There was a room on this upper floor into which neither she nor
Reuther had ever stepped. She had once looked in but that was all.
To-night--because she could not sleep; because she must not think-
-she was resolved to enter it. Oliver's room! left as he had left
it years before! What might it not tell of a past concerning which
she longed to be reassured?
The father had laid no restrictions upon her, in giving her this
floor for her use. Rights which he ignored she could afford to
appropriate. Dressing sufficiently for warmth, she lit a candle,
put out the light in her own room and started down the hall.

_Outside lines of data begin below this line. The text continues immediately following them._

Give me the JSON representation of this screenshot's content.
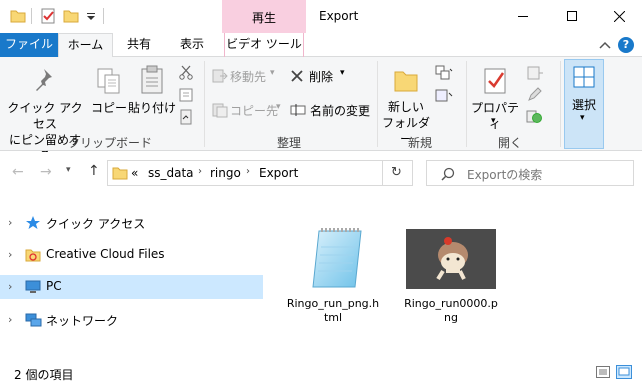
{
  "title": {
    "context_tab": "再生",
    "window_title": "Export"
  },
  "ribbon_tabs": {
    "file": "ファイル",
    "home": "ホーム",
    "share": "共有",
    "view": "表示",
    "video_tools": "ビデオ ツール"
  },
  "ribbon": {
    "clipboard": {
      "pin_label": "クイック アクセス\nにピン留めする",
      "copy": "コピー",
      "paste": "貼り付け",
      "group": "クリップボード"
    },
    "organize": {
      "move_to": "移動先",
      "copy_to": "コピー先",
      "delete": "削除",
      "rename": "名前の変更",
      "group": "整理"
    },
    "new": {
      "new_folder": "新しい\nフォルダー",
      "group": "新規"
    },
    "open": {
      "properties": "プロパティ",
      "group": "開く"
    },
    "select": {
      "select": "選択"
    }
  },
  "address": {
    "overflow": "«",
    "crumbs": [
      "ss_data",
      "ringo",
      "Export"
    ],
    "search_placeholder": "Exportの検索"
  },
  "nav": {
    "items": [
      {
        "label": "クイック アクセス",
        "icon": "star-icon"
      },
      {
        "label": "Creative Cloud Files",
        "icon": "creative-cloud-folder-icon"
      },
      {
        "label": "PC",
        "icon": "pc-icon"
      },
      {
        "label": "ネットワーク",
        "icon": "network-icon"
      }
    ]
  },
  "files": [
    {
      "name_line1": "Ringo_run_png.h",
      "name_line2": "tml",
      "icon": "notepad-icon"
    },
    {
      "name_line1": "Ringo_run0000.p",
      "name_line2": "ng",
      "icon": "image-thumbnail-icon"
    }
  ],
  "status": {
    "item_count": "2 個の項目"
  },
  "colors": {
    "accent": "#1979ca",
    "file_tab": "#1979ca",
    "context_tab": "#f9cfe0",
    "selected_nav": "#cce8ff"
  }
}
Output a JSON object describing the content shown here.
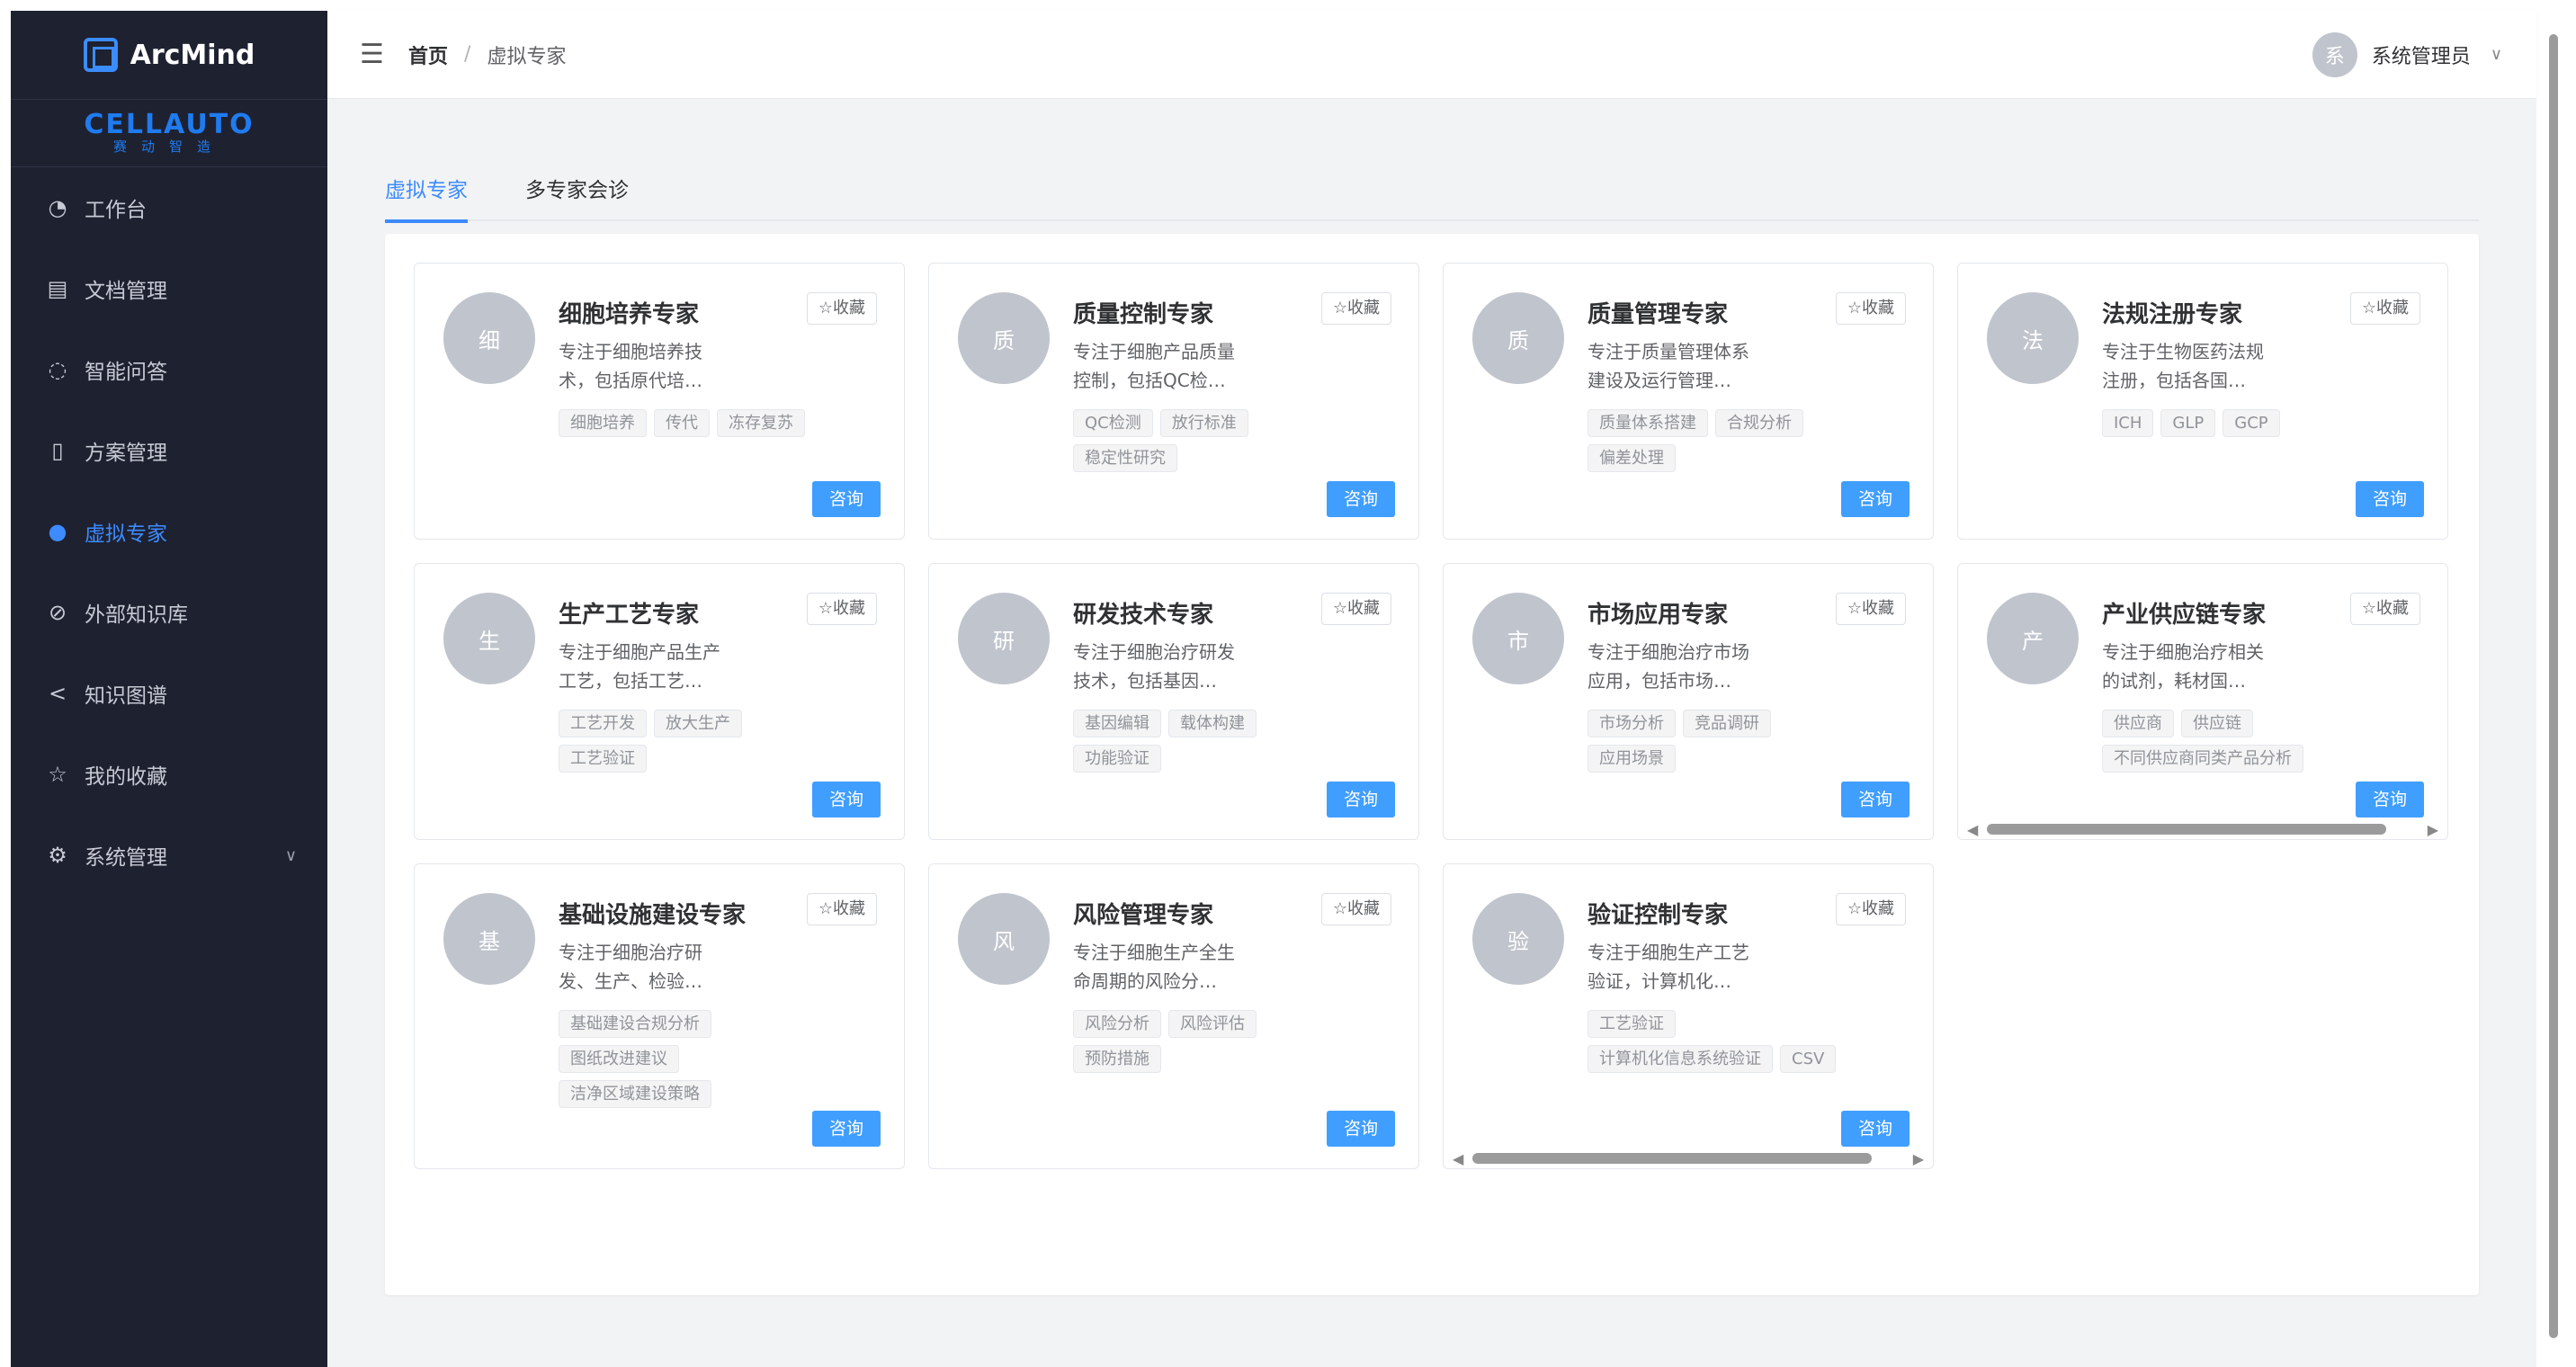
{
  "app": {
    "name": "ArcMind",
    "logo_big": "CELLAUTO",
    "logo_small": "赛动智造"
  },
  "sidebar": {
    "items": [
      {
        "label": "工作台",
        "icon": "dashboard-icon"
      },
      {
        "label": "文档管理",
        "icon": "document-icon"
      },
      {
        "label": "智能问答",
        "icon": "chat-icon"
      },
      {
        "label": "方案管理",
        "icon": "book-icon"
      },
      {
        "label": "虚拟专家",
        "icon": "user-icon",
        "active": true
      },
      {
        "label": "外部知识库",
        "icon": "link-icon"
      },
      {
        "label": "知识图谱",
        "icon": "share-icon"
      },
      {
        "label": "我的收藏",
        "icon": "star-icon"
      },
      {
        "label": "系统管理",
        "icon": "gear-icon"
      }
    ]
  },
  "header": {
    "breadcrumb": {
      "home": "首页",
      "separator": "/",
      "current": "虚拟专家"
    },
    "user": {
      "avatar": "系",
      "name": "系统管理员"
    }
  },
  "tabs": [
    {
      "label": "虚拟专家",
      "active": true
    },
    {
      "label": "多专家会诊",
      "active": false
    }
  ],
  "labels": {
    "favorite": "☆收藏",
    "consult": "咨询"
  },
  "colors": {
    "accent": "#409eff",
    "sidebar_bg": "#1e2130"
  },
  "experts": [
    {
      "avatar": "细",
      "title": "细胞培养专家",
      "desc": [
        "专注于细胞培养技",
        "术，包括原代培…"
      ],
      "tags": [
        "细胞培养",
        "传代",
        "冻存复苏"
      ]
    },
    {
      "avatar": "质",
      "title": "质量控制专家",
      "desc": [
        "专注于细胞产品质量",
        "控制，包括QC检…"
      ],
      "tags": [
        "QC检测",
        "放行标准",
        "稳定性研究"
      ]
    },
    {
      "avatar": "质",
      "title": "质量管理专家",
      "desc": [
        "专注于质量管理体系",
        "建设及运行管理…"
      ],
      "tags": [
        "质量体系搭建",
        "合规分析",
        "偏差处理"
      ]
    },
    {
      "avatar": "法",
      "title": "法规注册专家",
      "desc": [
        "专注于生物医药法规",
        "注册，包括各国…"
      ],
      "tags": [
        "ICH",
        "GLP",
        "GCP"
      ]
    },
    {
      "avatar": "生",
      "title": "生产工艺专家",
      "desc": [
        "专注于细胞产品生产",
        "工艺，包括工艺…"
      ],
      "tags": [
        "工艺开发",
        "放大生产",
        "工艺验证"
      ]
    },
    {
      "avatar": "研",
      "title": "研发技术专家",
      "desc": [
        "专注于细胞治疗研发",
        "技术，包括基因…"
      ],
      "tags": [
        "基因编辑",
        "载体构建",
        "功能验证"
      ]
    },
    {
      "avatar": "市",
      "title": "市场应用专家",
      "desc": [
        "专注于细胞治疗市场",
        "应用，包括市场…"
      ],
      "tags": [
        "市场分析",
        "竞品调研",
        "应用场景"
      ]
    },
    {
      "avatar": "产",
      "title": "产业供应链专家",
      "desc": [
        "专注于细胞治疗相关",
        "的试剂，耗材国…"
      ],
      "tags": [
        "供应商",
        "供应链",
        "不同供应商同类产品分析"
      ],
      "scroll": true
    },
    {
      "avatar": "基",
      "title": "基础设施建设专家",
      "desc": [
        "专注于细胞治疗研",
        "发、生产、检验…"
      ],
      "tags": [
        "基础建设合规分析",
        "图纸改进建议",
        "洁净区域建设策略"
      ]
    },
    {
      "avatar": "风",
      "title": "风险管理专家",
      "desc": [
        "专注于细胞生产全生",
        "命周期的风险分…"
      ],
      "tags": [
        "风险分析",
        "风险评估",
        "预防措施"
      ]
    },
    {
      "avatar": "验",
      "title": "验证控制专家",
      "desc": [
        "专注于细胞生产工艺",
        "验证，计算机化…"
      ],
      "tags": [
        "工艺验证",
        "计算机化信息系统验证",
        "CSV"
      ],
      "scroll": true
    }
  ]
}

If she paused on reaching the threshold of this long-closed room,
it was but natural. The clock on Reuther's mantel had sent its
three clear strokes through the house as her hand fell on the
knob, and to her fearing heart and now well-awakened imagination
these strokes had sounded in her ear like a "DON'T! DON'T!" The
silence, so gruesome, now that this shrill echo had ceased, was
poor preparation for her task. Yet would she have welcomed any
sound--the least which could have been heard? No, that were a
worse alternative than silence; and, relieved of that momentary
obsession consequent upon an undertaking of doubtful outcome, she
pushed the door fully open and entered.
A smother of dust--an odour of decay--a lack of all order in the
room's arrangements and furnishings--even a general disarray,
hallowed, if not affected, by time--for all this she was prepared.